Przyznała, że podczas trwającego od września procesu myślała o swoich wnukach, mówiąc, że także dla nich prowadziła tę walkę. Wyraziła wdzięczność wszystkim, którzy wspierali ją w tym czasie, w tym członkom Stowarzyszenia Pomocy Ofiarom, a także dziennikarzom oraz prawnikom.
– Gdy 2 września rozpoczynał się proces chciałam, aby społeczeństwo mogło zrozumieć debatę, która tam się odbywa. Nigdy nie żałowałam tej decyzji. Teraz mam pewność, że potrafimy wspólnie budować przyszłość, w której wszyscy, kobiety i mężczyźni, będą mogli żyć w harmonii, szacunku i wzajemnym zrozumieniu
– dodała.
Zapytana przez dziennikarzy o ogłoszone wyroki, odpowiedziała, że „szanuje sąd i jego wyrok”. Wcześniej jeden z członków rodziny Pelicot poinformował AFP, że troje dzieci pary, David, Caroline i Florian, było „rozczarowanych niskimi” wyrokami wydanymi przez pięcioro sędziów.
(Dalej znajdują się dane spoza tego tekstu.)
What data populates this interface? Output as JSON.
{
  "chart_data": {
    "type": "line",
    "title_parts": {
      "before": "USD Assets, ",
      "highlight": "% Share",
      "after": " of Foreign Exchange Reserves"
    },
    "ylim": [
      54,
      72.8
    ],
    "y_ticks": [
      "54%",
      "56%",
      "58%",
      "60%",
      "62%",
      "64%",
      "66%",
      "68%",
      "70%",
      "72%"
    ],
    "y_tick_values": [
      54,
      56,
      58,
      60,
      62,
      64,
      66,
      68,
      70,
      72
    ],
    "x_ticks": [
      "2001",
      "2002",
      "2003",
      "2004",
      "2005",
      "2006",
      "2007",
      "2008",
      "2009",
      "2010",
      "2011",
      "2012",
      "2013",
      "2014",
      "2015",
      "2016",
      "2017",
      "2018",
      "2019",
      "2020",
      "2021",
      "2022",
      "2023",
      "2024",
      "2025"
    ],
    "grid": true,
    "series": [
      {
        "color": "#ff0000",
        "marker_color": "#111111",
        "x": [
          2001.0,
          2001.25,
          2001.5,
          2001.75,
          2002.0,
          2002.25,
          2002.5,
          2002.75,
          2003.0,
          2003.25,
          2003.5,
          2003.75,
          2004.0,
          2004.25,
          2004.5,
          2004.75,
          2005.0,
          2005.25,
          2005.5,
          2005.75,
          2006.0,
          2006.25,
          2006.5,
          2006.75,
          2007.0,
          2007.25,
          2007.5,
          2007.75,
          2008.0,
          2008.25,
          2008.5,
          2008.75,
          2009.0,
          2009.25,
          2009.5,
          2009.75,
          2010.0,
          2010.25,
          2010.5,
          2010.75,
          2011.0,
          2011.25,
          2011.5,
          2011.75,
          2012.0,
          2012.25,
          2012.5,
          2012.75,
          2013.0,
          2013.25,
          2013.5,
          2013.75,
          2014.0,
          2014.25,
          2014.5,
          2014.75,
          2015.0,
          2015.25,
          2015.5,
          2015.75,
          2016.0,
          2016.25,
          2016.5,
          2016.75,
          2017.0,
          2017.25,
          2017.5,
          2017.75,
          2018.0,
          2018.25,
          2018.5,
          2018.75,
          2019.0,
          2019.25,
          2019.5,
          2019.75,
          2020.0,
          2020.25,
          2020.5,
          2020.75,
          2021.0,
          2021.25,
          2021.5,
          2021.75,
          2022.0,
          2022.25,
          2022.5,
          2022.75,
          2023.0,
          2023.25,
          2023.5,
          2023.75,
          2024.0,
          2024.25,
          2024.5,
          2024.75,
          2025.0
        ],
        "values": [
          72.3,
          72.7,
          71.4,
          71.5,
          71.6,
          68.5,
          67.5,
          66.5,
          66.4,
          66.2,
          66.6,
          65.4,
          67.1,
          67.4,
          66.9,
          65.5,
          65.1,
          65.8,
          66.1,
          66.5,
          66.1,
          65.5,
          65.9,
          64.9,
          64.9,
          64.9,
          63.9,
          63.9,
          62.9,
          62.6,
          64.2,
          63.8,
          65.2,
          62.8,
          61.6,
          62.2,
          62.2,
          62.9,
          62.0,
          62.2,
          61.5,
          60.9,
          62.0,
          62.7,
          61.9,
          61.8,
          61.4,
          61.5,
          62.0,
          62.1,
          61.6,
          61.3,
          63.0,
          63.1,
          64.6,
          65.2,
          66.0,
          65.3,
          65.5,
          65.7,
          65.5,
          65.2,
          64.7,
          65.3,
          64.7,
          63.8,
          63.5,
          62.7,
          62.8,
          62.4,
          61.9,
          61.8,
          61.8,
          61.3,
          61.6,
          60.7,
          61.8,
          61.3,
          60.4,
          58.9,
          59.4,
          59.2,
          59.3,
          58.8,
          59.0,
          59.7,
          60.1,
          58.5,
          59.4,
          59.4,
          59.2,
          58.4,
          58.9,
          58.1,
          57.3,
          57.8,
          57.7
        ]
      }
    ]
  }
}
Kiedy Pelicot wychodziła z gmachu sądu zebrany tłum wiwatował na jej cześć, skandując „Dziękujemy Gisele!”.
W czwartek sąd skazał 72-letniego Dominique’a Pelicot na 20 lat więzienia za wielokrotne odurzanie i zgwałcenie swojej ówczesnej żony Gisele oraz oferowanie kilkudziesięciu mężczyznom współżycia z nią, gdy była nieprzytomna. Proceder trwał przez 10 lat.
Pięćdziesięciu współoskarżonych, wśród których byli prawnicy, strażacy, kierowcy ciężarówek, dziennikarz i DJ, sąd skazał na kary od trzech do 15 lat pozbawienia wolności; dwa wyroki są w zawieszeniu. Skazani mają 10 dni na złożenie apelacji.
Wszyscy oskarżeni w procesie zostali skazani na łączną karę 428 lat więzienia.
Rozprawa w sprawie odszkodowania finansowania dla Gisele Pelicot odbędzie się 3 marca.